Results and discussion

Effect levels
Sex:
male/female
Dose descriptor:
other: lung inflammation
Effect level:
200 - 400 other: µg/mouse
Remarks on result:
other: rapid, but mild and transient, circulating platelet activation, triggering P-selectin-mediated platelet-leukocyte conjugate formation
Mortality:
no data
Clinical signs:
no data
Body weight:
no data
Gross pathology:
no data

Any other information on results incl. tables

"Intratracheal instillation in Swiss mice of 200 and 400 µg of multiwall ground CNTs triggered substantial

lung neutrophil, but not macrophage influx, 24 h later. The detection of circulating platelet–leukocyte conjugates exclusively 6 h after CNT instillation pointed to early but transientactivation of circulating platelets. At 24 h, elevated plasma procoagulant microvesicular tissue factor activity was found in CNT-exposed but not in saline-exposed mice. However, at 24 h, both the tail and jugular vein bleeding times were prolonged in CNT-exposed but not in saline-exposed mice, arguing against strong CNT-induced platelet activation at this point. Nevertheless, at 24 h, enhanced peripheral thrombogenicity was detected in CNT-exposed but not in saline-exposed mice, via quantitative photochemically induced carotid artery thrombosis measurements. P-selectin neutralization abrogated platelet–leukocyte conjugate formation and microvesicular tissue factor generation, and abolished the CNT-induced thrombogenicity amplification. In contrast, the weak vascular injury-triggered

thrombus formation in saline-treated mice was not affected by P-selectin neutralization at 24 h."

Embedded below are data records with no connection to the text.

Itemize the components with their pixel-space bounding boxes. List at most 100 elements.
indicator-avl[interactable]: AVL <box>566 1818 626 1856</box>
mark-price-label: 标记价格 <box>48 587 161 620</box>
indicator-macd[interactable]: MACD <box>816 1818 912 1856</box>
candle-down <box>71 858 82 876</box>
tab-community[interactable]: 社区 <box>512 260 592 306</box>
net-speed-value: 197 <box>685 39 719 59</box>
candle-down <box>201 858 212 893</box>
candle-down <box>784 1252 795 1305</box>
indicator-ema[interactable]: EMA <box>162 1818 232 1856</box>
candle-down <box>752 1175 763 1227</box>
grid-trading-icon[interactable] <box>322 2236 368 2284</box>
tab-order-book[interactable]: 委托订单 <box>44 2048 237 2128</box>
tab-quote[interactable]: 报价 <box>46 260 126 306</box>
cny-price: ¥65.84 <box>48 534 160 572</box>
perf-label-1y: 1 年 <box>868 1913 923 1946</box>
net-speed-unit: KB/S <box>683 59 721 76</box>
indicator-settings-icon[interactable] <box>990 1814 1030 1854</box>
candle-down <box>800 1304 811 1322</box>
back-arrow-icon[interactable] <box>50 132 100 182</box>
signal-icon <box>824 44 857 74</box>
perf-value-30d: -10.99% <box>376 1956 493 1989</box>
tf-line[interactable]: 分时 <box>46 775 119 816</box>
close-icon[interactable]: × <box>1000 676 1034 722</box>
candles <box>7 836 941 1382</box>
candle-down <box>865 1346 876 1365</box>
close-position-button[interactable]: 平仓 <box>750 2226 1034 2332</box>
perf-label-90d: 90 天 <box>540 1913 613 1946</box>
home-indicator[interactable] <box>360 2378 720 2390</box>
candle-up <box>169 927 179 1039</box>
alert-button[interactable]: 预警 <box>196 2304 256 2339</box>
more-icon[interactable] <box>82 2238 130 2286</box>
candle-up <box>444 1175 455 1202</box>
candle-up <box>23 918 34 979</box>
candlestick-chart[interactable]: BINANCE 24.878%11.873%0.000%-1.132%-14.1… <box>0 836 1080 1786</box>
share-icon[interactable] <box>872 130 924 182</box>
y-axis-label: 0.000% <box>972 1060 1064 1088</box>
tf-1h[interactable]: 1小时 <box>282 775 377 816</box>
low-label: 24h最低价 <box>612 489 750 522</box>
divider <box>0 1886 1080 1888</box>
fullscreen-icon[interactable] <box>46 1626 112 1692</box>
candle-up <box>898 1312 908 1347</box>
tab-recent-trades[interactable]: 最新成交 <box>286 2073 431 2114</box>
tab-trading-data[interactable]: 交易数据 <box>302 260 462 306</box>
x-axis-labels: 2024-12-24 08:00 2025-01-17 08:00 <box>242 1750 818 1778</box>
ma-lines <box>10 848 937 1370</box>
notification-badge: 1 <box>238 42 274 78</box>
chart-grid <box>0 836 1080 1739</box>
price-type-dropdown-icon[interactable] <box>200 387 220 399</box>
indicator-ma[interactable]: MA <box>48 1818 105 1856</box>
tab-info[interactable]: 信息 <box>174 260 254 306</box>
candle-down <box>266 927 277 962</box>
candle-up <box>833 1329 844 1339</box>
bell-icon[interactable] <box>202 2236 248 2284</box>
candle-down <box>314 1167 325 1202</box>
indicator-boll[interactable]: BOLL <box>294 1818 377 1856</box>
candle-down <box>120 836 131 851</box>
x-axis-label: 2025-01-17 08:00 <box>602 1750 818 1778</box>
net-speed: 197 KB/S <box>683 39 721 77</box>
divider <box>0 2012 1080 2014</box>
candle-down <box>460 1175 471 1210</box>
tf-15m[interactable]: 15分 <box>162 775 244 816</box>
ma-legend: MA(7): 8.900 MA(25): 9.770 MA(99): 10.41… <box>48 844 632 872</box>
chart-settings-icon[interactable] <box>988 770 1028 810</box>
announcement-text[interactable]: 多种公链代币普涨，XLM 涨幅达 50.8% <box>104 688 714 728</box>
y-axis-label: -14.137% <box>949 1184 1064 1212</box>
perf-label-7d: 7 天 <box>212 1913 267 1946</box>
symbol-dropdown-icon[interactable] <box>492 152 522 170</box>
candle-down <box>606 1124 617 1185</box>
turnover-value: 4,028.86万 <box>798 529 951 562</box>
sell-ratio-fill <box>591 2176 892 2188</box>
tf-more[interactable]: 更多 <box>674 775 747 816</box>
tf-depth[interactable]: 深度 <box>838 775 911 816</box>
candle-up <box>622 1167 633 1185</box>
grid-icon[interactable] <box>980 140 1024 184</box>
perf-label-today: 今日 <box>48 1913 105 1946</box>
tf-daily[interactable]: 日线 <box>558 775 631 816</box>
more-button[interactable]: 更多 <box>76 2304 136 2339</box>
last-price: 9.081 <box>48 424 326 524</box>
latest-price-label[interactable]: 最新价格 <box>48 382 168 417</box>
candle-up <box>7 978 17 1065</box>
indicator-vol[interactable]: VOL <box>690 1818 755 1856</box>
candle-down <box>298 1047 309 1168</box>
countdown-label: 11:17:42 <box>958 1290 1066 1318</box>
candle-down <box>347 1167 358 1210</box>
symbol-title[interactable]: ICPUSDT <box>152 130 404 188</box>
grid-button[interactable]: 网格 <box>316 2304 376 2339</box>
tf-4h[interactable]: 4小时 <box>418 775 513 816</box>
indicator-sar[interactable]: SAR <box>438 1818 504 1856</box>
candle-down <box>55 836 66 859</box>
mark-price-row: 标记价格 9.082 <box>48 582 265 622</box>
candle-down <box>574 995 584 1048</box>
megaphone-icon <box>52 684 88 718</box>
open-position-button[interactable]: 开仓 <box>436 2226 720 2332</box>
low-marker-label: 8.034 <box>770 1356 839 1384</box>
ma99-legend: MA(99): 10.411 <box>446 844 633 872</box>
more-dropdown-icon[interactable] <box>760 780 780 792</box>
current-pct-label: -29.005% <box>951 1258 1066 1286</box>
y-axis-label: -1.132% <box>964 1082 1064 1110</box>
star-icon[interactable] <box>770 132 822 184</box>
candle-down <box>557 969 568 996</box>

Applicant's summary and conclusion

Executive summary:

The ground test substance meeting the form described in section 4.5 of the IUCLID dossier was administered intratracheally (200, 400 µgmg/animal) to Swiss mice to evaluate how pulmonary inflammation enhancing the risk for thrombosis, in cases of peripheral vascular lesions.

"The mild lung inflammation induced by the test substance meeting the form described in section 4.5 of the IUCLID dossier translates via rapid but mild and transient activation of platelets into P-selectin-mediated systemic inflammation. Leukocyte activation leads to tissue factor release, in turn eliciting inflammation-induced procoagulant activity and an associated prothrombotic risk."